Hawthorn Berry Powder - The fruit of this rose family tree has been used traditionally to support a healthy functioning cardiovascular system.*
Hemp Seed - With a lightly nutty flavor and good fats, hemp seeds make a great addition to any smoothie!
Hibiscus Flower Powder – A beautiful flower with a tart taste due to its content of 15 to 30% plant acids, including citric, malic, and tartaric acids in a lovely wine-red color. Hibiscus is used as one of the main ingredients in many tea blends for its color and antioxidants.
Kava Root Powder - A beloved herb and a trusted ally to promote stress reduction.* Kava tea made from powdered kava root is warming and soothing to the nerves, body, and soul. Pacific Islanders have for centuries used Kava to help with relaxation.
Lycii Berries - A great way to sweeten your smoothies is to soak a handful of these dehydrated berries in water or milk overnight. In the morning, toss the combination into your blender with fruit or veggies! Lycii berry, otherwise known to Chinese herbalists as Goji or Chinese Wolfberry is bright red and almost chewy with a taste very similar to raisins. It has been used as a general nutrient tonic (Yin tonic) for many years and Chinese medicine refers to it as a cooling tonic.
Maca Root Powder - Maca is traditionally prepared as a food, particularly in South America where it grows. The root is a staple food, boasting carbohydrates, protein, and a variety of essential minerals like calcium, potassium, iron, magnesium, phosphorus, zinc, sterols, and essential fatty acids. Because of its mineral content, Maca has been used to rejuvenate the body and mind.

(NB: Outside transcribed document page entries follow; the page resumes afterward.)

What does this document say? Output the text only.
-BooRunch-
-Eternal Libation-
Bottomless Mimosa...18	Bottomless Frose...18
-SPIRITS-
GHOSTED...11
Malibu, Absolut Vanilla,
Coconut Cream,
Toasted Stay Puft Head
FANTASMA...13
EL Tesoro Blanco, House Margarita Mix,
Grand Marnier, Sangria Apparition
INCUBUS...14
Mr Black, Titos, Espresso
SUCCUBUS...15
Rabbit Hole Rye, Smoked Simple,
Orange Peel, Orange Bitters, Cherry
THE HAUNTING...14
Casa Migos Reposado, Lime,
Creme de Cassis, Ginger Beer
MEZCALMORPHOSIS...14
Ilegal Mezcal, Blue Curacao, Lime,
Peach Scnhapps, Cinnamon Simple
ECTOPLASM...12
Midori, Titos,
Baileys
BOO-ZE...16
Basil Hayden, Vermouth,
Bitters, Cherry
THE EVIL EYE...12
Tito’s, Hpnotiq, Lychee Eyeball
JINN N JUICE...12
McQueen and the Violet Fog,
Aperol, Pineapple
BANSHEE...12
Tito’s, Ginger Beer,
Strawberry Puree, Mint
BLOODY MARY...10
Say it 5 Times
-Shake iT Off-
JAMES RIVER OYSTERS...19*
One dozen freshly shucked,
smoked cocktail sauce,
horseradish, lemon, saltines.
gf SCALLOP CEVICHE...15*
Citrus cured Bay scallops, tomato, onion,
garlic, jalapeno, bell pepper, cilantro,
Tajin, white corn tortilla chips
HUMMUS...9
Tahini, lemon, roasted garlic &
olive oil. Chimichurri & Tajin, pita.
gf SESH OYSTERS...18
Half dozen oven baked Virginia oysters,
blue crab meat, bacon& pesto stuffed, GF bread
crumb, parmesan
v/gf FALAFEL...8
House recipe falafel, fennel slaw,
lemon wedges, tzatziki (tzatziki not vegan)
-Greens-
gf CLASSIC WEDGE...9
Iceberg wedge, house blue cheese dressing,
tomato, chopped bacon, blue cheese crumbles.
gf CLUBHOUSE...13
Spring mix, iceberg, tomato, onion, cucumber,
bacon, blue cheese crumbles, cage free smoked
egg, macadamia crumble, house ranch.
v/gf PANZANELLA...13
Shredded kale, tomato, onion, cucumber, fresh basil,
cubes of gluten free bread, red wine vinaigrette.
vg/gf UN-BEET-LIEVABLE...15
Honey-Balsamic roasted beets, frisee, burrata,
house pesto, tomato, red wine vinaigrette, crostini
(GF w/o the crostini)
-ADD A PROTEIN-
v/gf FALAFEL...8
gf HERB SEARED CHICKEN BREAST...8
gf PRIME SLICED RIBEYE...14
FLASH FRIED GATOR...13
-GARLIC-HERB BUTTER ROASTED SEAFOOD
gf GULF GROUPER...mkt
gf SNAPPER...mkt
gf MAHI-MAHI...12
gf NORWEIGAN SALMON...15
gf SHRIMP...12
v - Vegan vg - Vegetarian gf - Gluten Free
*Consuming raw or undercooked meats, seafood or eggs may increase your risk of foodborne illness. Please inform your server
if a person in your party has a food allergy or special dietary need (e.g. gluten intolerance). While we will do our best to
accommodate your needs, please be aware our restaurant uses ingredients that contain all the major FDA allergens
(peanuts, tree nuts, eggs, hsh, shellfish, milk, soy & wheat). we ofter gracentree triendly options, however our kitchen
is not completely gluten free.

Maqui Berry Powder – These berries taste tart like huckleberries and contain antioxidants. It is documented that Macqui berries have been used by the Mapuche natives of Chile and Argentina for centuries. Maqui berries are relatively new to the American herbal market, and are primarily being sold as one of the latest “superfoods” with antioxidant and other beneficial attributes.
Milk Thistle Seed Powder – Three of the active compounds within milk thistle seed are collectively identified as silymarin. This constituent is credited for much of milk thistle’s beneficial value, particularly associated with supporting healthy liver function.*
Rosehips – The fruit of the rose contains Vitamin C. Rosehips have a tart flavor and are widely used in jams, jellies, and teas.
Wheat Grass Powder – Wheat grass sprouts contain organic phosphates and a cocktail of antioxidants. If you are unable to grow your own, a powder is an easy addition to your super smoothies!
Yacon Root Powder – This root is commonly made into a sweet syrup or extract. In powder form, yacon root makes an excellent addition to your blended beverage. It is thought to be one of the “lost crops” of the Incas, who were known to cultivate it and who considered it an important food crop. The fresh root is small and similar in appearance to a potato, and is said to taste similar to a cross between celery and Granny Smith apples.
* DISCLAIMER: For educational purposes only. This information has not been evaluated by the Food and Drug Administration. This information is not intended to diagnose, treat, cure, or prevent any disease.